How to Cook the Thanksgiving Turkey: To Fry or Not to Fry
As you probably know by now, deep-frying has become a popular method
for cooking a whole turkey – especially in the south. When done properly,
deep-fried turkey can be a tasty treat. But it is important to keep
in mind that deep-frying your turkey will add fat and calories. Also,
deep-fried turkeys are often injected with a marinade, which can
be high in sodium.
However, the difference in calories and fat isn't as big as you
would think. Though the nutritional content varies by cooking style,
here are some approximations: 3.5 ounces of deep fried turkey has
approximately 190 calories and 11 grams of fat, while the same size
portion of regular roasted turkey breast typically contains about
165 calories and 7 grams of fat.
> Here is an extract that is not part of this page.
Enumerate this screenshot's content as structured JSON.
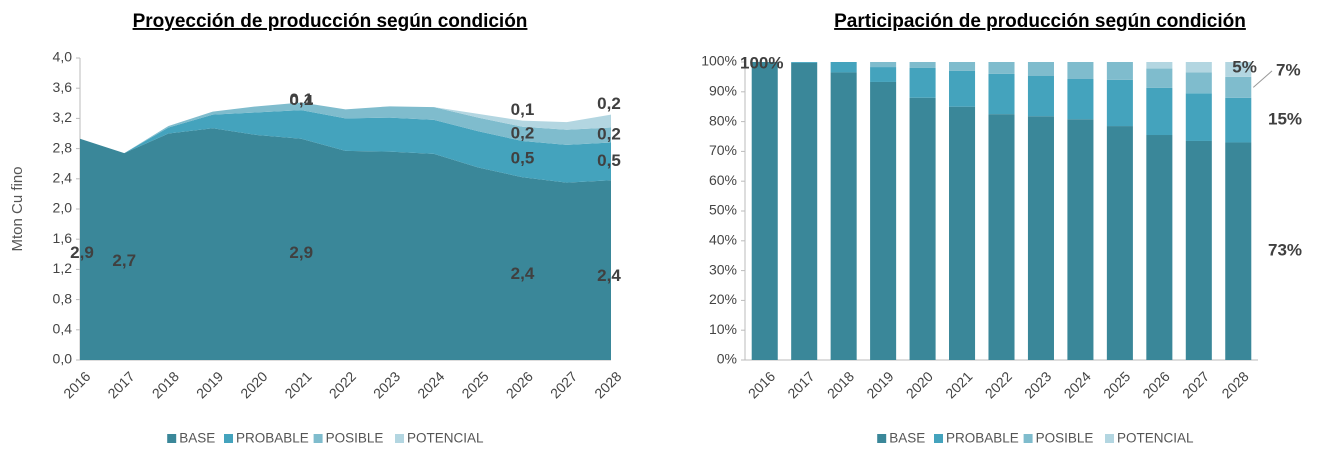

Remove the skin off your serving
of roasted turkey breast and you are at around 140 calories and 3.5
grams of fat. However, removing the skin off the deep fried turkey
won’t make it equivalent to a serving of roasted turkey breast without
skin. Turkey skin melts a bit into the meat below it during cooking,
and this makes the meat fattier and with more calories than its roasted
counterpart.
With this in mind, your best bet is to stick with a skinless serving
of an oven roasted turkey breast. But if the fried turkey is calling
your name, feel free to indulge as long as you make up for it when
it comes down to the fatty side dishes and calorie-laden desserts.
Also, when frying the turkey, be sure to keep the oil above 340 degrees
– the high temperature will keep the turkey from absorbing much oil.